The commissioners had been mulling the question of whether to allow legal immigrants to apply to Aurora civil service jobs since January, when City Councilwoman Allison Hiltz asked candidates for an open seat on the local commission whether they would vote for such an amendment. 

Before the vote on July 9, an outside consultant briefed commissioners on current labor laws, according to city documents. Several council members and the city’s top law enforcement personnel had previously lobbied commissioners to tweak the requirement.

Hiltz had previously argued the citizenship requirement put the city in violation of federal law and unfairly discriminated against immigrants. 

The Department of Justice has penalized other Front Range law enforcement agencies for maintaining citizenship requirements in recent years, including the Arapahoe County Sheriff’s Office in 2013, and the Denver Sheriff’s Department three years later.

There are only four other agencies in the state that preclude non-U.S. citizens from applying to civil service jobs: the police departments in Denver, Loveland, and Pueblo, and the Adams County Sheriff’s Office, according to city documents.
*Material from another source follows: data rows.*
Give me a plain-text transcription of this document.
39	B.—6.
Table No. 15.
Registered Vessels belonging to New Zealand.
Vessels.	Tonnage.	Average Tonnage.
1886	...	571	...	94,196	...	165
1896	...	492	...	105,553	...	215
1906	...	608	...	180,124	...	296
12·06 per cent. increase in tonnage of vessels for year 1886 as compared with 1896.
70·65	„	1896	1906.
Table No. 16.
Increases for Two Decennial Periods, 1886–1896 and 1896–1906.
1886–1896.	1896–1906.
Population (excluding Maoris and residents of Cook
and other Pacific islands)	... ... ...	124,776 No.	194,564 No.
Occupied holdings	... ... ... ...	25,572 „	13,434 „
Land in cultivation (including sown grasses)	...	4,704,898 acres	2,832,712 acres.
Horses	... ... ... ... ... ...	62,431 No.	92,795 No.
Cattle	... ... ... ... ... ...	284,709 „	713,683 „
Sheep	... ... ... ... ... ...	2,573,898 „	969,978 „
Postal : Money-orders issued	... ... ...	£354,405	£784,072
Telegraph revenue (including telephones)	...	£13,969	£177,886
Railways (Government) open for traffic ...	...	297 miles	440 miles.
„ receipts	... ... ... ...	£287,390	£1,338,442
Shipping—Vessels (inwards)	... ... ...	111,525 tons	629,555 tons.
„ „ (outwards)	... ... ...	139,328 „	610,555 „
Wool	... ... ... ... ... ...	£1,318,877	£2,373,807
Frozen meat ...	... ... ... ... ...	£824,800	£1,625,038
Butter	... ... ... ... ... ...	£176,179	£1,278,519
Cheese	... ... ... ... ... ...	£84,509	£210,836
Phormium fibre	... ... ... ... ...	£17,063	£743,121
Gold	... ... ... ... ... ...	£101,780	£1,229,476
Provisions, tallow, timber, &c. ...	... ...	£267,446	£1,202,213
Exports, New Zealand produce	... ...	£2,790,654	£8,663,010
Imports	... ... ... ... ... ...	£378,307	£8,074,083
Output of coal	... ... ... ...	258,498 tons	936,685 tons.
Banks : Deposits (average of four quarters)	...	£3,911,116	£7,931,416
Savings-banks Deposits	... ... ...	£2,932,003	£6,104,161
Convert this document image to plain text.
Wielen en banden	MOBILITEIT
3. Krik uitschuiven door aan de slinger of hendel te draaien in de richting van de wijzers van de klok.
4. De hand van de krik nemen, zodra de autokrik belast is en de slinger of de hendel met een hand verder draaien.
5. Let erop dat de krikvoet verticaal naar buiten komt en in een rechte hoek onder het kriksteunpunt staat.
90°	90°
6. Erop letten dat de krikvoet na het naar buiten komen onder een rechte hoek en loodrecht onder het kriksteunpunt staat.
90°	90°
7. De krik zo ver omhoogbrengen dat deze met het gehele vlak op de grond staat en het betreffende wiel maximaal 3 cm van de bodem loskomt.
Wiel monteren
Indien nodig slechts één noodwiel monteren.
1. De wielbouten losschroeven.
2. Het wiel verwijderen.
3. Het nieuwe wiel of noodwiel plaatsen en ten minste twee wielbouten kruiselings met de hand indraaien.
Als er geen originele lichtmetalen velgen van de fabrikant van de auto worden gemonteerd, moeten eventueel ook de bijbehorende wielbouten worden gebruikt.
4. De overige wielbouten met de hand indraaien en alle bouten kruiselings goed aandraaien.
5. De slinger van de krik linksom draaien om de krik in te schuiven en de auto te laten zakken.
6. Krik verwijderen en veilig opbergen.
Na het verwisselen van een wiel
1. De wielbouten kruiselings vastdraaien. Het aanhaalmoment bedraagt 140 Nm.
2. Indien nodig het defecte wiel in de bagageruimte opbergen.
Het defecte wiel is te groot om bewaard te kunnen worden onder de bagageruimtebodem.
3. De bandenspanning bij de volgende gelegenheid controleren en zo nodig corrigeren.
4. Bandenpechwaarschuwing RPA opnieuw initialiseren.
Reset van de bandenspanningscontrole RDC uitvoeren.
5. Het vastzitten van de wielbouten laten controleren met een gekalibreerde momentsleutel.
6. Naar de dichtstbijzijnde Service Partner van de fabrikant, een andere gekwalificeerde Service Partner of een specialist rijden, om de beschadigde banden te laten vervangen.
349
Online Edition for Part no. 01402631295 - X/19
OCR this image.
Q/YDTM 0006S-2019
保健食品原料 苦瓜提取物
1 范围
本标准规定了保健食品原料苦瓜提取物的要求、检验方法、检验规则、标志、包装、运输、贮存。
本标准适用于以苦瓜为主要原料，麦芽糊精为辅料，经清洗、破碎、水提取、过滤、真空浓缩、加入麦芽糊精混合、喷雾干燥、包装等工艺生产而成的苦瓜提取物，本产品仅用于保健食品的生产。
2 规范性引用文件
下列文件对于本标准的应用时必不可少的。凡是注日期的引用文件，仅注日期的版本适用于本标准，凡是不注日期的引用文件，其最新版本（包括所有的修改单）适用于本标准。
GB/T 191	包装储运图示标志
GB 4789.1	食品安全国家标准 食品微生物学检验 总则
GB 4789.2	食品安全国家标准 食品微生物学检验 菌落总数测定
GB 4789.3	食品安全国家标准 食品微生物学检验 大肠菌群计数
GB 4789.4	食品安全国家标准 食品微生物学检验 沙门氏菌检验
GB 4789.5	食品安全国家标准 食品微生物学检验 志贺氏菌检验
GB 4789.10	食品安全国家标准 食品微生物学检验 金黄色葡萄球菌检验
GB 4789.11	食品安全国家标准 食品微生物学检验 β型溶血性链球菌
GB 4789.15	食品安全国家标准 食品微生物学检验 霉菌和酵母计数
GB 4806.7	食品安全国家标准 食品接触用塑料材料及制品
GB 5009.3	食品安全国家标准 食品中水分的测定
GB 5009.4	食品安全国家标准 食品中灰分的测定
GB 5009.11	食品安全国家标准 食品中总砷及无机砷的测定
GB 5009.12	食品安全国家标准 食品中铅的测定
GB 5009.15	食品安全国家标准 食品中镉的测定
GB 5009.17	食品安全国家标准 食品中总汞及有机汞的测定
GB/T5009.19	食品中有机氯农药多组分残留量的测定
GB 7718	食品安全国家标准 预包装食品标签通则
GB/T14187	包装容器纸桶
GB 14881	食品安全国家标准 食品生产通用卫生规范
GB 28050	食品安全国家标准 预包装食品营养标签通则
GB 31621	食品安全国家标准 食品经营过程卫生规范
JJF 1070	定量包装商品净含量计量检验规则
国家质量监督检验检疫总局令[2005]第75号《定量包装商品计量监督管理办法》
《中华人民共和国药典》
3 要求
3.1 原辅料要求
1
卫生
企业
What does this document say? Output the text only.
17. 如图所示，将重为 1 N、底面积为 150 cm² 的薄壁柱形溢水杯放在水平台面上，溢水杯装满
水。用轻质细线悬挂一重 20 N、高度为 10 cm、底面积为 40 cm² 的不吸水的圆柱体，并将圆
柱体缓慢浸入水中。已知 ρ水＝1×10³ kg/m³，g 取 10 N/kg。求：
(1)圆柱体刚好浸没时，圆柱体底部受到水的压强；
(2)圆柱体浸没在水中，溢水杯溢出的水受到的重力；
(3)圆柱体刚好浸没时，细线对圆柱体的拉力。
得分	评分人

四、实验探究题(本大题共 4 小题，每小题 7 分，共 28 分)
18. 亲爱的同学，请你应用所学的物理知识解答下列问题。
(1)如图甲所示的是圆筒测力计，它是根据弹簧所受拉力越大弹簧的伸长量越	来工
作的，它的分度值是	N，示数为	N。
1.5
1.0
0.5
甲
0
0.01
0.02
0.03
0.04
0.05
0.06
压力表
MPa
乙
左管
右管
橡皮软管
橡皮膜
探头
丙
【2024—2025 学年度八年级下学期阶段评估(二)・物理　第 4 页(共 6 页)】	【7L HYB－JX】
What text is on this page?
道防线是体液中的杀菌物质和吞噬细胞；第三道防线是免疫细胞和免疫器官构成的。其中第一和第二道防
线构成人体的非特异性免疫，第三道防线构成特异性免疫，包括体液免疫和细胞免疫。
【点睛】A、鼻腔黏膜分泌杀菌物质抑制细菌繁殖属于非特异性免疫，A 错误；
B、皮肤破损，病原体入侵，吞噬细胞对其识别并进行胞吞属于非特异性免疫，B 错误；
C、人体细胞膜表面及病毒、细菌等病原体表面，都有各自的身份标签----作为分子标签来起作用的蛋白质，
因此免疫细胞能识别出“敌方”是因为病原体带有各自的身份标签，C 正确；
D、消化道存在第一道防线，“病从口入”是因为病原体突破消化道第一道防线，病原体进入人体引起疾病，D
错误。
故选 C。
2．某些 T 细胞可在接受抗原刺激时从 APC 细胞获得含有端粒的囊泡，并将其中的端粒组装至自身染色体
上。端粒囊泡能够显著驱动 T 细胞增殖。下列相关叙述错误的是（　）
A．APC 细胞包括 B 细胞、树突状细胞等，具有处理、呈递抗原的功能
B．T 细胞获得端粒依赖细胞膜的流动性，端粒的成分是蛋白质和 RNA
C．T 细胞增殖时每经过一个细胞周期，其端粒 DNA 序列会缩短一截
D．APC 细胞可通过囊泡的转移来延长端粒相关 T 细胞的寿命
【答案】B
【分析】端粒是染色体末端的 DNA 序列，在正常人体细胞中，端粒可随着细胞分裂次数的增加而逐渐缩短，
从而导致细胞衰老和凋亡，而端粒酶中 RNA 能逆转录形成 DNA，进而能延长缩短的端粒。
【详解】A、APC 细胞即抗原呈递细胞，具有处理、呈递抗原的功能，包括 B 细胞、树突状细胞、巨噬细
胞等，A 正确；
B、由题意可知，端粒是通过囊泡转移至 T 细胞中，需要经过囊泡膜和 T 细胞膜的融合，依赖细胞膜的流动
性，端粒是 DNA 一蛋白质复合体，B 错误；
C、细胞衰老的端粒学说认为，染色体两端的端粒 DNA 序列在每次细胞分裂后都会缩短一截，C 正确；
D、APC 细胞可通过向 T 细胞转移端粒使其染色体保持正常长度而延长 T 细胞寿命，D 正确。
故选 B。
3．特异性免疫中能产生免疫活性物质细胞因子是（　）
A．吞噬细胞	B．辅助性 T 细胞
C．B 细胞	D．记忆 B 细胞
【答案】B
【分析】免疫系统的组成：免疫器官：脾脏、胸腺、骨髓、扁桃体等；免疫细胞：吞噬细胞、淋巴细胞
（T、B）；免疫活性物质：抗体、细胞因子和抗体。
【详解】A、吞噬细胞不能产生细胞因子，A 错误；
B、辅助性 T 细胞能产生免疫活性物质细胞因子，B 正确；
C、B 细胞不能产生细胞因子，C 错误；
The largest pool of immigrant applicants will likely be I-9 visa holders, Aurora Police Division Chief Harry Glidden told a city council policy committee earlier this year. 

Recruits will still have to pass a federal Criminal Justice Information Services background check, Glidden said.

Officials have said the widened applicant pool could make Aurora a national magnet for qualified, foreign workers as most large police police departments around the country don’t allow immigrants to apply. When Aurora police asked 25 major city police departments across the country about their citizenship requirements earlier this year, only three of them said they can hire immigrants with I-9 visas.

The new rule took effect immediately following the vote. 

Sherri-Jo Stowell, spokeswoman for Aurora Fire Rescue, said the new stipulation could have a quick impact for that department’s recruiting efforts; Aurora Fire opens a new application cycle on Monday.